Other prevention services will be provided through this partner. These services will target vulnerable populations in the project sites both at community and facility level.
The Service Delivery Project will support current PMTCT sites in Western and Central Equatoria States. PMTCT services will be provided to new clients in existing sites but in the next two years there will be no scale up of these services due to limitation of PMTCT funding in South Sudan.
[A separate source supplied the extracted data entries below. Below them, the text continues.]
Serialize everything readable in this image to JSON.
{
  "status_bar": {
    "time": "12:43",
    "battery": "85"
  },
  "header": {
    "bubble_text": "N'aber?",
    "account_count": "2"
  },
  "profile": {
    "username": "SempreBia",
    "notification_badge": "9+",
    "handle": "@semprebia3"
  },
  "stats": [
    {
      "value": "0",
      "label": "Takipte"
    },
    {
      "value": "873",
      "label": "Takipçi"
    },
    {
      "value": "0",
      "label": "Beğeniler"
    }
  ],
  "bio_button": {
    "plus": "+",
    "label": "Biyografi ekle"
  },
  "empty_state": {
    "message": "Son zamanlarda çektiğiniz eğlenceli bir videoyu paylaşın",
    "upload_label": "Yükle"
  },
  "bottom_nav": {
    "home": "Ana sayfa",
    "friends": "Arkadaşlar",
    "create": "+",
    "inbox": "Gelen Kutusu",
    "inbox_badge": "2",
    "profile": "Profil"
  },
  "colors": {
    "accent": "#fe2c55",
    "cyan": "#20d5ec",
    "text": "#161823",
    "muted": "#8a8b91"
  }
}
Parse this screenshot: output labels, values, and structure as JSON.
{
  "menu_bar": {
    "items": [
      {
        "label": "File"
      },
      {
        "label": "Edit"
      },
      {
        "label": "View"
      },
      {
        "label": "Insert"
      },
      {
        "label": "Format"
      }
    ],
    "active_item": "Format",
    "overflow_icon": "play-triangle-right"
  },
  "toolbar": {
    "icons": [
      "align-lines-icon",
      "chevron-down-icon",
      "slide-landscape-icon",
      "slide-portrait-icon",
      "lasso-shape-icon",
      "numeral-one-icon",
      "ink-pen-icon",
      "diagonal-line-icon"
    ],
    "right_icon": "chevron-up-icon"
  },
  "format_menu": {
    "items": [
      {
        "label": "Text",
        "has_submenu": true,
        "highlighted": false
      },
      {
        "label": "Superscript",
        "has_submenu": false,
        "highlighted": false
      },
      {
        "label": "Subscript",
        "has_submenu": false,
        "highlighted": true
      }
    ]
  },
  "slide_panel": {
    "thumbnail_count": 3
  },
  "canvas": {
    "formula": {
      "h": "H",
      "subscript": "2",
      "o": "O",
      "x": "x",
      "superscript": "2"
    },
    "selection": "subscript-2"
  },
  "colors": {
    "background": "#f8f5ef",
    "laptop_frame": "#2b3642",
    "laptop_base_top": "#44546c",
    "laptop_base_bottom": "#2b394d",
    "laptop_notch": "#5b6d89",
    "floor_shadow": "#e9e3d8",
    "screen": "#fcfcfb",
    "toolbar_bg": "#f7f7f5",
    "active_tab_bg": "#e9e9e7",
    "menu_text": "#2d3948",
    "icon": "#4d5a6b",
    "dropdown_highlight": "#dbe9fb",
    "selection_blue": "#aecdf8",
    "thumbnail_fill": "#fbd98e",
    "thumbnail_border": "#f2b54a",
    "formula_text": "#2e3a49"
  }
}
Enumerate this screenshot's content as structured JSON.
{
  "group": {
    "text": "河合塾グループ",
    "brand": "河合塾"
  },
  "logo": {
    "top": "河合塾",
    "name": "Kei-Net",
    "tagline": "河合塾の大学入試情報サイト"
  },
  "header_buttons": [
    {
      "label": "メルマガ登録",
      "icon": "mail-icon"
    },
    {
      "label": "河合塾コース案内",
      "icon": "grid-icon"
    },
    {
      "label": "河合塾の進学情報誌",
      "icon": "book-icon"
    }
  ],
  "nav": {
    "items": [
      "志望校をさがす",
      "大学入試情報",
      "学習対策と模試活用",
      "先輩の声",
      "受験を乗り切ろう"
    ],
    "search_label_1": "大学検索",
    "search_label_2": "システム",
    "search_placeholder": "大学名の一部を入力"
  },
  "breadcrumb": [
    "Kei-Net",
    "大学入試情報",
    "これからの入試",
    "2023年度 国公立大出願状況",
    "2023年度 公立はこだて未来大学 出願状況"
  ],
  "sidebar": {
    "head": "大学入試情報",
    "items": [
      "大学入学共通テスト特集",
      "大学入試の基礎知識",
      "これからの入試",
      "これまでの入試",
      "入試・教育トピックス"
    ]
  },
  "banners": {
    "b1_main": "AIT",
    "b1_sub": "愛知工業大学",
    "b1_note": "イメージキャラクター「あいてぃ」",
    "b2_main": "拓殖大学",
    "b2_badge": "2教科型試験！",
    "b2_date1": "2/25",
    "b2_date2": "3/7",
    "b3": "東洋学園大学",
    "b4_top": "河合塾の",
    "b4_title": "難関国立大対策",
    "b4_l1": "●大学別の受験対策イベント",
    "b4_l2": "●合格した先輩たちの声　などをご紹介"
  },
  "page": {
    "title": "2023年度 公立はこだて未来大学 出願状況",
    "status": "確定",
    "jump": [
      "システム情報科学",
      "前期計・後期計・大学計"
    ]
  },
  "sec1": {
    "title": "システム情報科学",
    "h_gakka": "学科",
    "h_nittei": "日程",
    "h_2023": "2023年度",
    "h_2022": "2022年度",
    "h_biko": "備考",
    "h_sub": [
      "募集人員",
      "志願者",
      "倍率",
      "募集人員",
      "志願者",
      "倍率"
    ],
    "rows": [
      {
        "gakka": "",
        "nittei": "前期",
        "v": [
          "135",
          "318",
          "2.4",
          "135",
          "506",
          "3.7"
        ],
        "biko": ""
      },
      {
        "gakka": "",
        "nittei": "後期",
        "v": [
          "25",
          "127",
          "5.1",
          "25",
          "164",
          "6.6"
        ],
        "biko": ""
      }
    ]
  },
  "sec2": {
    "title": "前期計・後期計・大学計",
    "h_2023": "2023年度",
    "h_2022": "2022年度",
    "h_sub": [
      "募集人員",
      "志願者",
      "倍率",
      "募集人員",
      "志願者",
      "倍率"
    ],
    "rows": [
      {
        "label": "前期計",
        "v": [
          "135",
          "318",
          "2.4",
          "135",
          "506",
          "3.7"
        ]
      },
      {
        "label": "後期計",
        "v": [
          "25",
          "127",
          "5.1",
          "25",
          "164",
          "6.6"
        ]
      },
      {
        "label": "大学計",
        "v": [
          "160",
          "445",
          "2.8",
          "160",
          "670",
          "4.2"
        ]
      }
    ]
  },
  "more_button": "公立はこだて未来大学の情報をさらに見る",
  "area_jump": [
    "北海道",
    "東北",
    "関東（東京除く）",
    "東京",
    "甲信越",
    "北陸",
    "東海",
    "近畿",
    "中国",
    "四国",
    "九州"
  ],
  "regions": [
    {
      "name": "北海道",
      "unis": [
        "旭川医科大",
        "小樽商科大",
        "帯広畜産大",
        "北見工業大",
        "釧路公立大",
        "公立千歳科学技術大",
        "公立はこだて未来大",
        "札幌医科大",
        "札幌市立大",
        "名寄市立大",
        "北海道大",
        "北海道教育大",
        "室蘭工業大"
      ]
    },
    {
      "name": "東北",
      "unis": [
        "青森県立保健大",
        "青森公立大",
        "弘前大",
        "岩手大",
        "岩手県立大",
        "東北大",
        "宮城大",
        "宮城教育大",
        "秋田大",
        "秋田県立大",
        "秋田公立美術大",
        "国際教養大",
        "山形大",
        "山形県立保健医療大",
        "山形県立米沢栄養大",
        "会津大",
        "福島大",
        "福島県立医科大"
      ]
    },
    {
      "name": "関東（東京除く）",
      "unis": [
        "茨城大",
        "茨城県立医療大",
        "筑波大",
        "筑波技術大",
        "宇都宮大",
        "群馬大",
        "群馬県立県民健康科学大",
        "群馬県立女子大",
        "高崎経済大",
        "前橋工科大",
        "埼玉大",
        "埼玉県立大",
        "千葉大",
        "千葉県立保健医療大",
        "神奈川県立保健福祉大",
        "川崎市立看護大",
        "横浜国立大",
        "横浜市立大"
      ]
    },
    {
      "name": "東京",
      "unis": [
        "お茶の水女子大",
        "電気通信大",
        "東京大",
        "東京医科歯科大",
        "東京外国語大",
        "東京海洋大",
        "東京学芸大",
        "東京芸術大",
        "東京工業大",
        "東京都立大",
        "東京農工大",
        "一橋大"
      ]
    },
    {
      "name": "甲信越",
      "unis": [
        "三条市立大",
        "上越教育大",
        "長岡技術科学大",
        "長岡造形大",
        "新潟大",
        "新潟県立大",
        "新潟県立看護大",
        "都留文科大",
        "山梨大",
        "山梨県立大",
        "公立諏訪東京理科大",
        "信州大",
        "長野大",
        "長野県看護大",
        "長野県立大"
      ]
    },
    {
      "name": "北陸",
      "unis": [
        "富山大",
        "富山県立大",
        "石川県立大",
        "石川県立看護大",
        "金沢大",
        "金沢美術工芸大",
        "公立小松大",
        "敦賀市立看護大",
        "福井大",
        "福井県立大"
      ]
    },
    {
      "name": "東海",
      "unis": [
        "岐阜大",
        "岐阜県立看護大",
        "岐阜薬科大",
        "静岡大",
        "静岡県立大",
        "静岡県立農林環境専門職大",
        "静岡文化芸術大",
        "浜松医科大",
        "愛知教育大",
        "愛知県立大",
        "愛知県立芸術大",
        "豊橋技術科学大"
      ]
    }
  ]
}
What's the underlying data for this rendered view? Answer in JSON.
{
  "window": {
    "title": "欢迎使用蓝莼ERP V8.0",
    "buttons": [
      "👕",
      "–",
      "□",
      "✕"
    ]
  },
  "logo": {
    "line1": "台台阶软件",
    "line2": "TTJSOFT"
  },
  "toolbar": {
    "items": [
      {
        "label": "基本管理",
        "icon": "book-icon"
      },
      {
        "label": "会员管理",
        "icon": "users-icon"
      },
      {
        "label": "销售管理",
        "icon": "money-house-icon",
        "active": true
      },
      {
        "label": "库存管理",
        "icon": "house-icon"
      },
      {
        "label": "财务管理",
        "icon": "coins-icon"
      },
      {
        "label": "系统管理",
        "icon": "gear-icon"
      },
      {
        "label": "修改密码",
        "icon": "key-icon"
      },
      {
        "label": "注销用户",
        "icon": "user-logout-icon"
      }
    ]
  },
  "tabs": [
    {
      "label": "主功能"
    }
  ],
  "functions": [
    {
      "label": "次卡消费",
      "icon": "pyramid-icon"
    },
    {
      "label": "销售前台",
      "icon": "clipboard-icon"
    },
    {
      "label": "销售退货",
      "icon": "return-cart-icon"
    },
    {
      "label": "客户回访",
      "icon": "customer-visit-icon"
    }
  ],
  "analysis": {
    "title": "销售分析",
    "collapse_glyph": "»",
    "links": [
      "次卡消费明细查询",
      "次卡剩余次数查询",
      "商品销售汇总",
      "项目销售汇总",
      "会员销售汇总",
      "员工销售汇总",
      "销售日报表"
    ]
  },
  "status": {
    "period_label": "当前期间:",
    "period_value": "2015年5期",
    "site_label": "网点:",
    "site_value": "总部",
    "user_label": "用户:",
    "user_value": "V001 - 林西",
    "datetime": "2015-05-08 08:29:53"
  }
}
The PMTCT implementation utilizes national protocols and guidelines, with the four prongs of Primary prevention of HIV infection among pregnant women: prevention of unintended pregnancies among women living with HIV; prevention of HIV transmission from women living with HIV to their infants; and care, treatment and support for mothers living with HIV, their children and families.
Health workers will be trained in PMTCT provision including the provision of ARVs to pregnant mothers (OGAC is supporting provision of emergency commodities for PMTCT in the next 2 years) on site. Through routine data collection and supervision of the sites, the Service Delivery Project will ensure quality of service and standards are kept. The County Health Department will be involved in monitoring the provision of services at the facilities. The PMTCT sites shall be part of the routine antenatal care services at the sites and integrated with family planning services. Demand creation for services will be part of the community mobilization outreaches from the facilities. There will be continued coordination of activities with partners providing community related HIV/AIDS services.